The one-shot style keeps us trapped in their world, every long take a reminder that there’s no turning away from this nightmare. It’s engrossing, yes, but also suffocating, mirroring the parents’ descent into a reality they can’t comprehend.

Adolescence doesn’t judge or absolve — it observes, unflinchingly. Graham and his team have created something rare: a series that’s both a technical marvel and a profound emotional reckoning. It’s not just about boys with knives; it’s about the villages that fail to raise them.
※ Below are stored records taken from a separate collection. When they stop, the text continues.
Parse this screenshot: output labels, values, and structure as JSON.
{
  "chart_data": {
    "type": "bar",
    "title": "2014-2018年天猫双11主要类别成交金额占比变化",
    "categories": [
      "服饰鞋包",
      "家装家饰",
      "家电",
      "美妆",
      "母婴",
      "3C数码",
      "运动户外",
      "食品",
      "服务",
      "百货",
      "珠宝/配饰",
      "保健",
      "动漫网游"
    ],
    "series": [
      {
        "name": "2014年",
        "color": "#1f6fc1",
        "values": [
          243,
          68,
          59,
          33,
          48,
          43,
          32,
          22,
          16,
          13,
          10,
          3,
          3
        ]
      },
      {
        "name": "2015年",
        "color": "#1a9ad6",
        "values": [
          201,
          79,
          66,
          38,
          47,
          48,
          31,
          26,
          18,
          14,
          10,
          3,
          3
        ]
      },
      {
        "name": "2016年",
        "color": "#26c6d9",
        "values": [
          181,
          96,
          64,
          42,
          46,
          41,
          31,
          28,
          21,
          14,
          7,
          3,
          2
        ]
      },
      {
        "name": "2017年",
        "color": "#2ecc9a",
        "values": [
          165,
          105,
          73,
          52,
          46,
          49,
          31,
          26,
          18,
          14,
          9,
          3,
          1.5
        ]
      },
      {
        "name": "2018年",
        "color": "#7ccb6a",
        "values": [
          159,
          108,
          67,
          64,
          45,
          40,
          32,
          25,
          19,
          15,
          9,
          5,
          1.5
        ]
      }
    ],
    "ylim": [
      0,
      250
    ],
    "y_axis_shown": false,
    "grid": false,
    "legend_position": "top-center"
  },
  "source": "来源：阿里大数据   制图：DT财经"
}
And for Jamie’s parents, caught in the constant gaze of that unbroken camera, the weight of that failure is unbearable.

My first experience with a single-shot long movie came with Alexander Sokurov’s Russian Ark at the 2002 International Film Festival of Kerala. That 87-minute film, captured in a single, unedited take, was a revelation. As an audience, we were awestruck by its audacity.

Where Russian Ark used its unbroken shot to sweep through history with a dreamlike grace, Adolescence employs it to trap us in a claustrophobic present — a distinction that feels both innovative and inevitable. Sokurov’s film was a hypnotic journey; Barantini’s is an unrelenting confrontation, proving the single shot can be as punishing as it is poetic.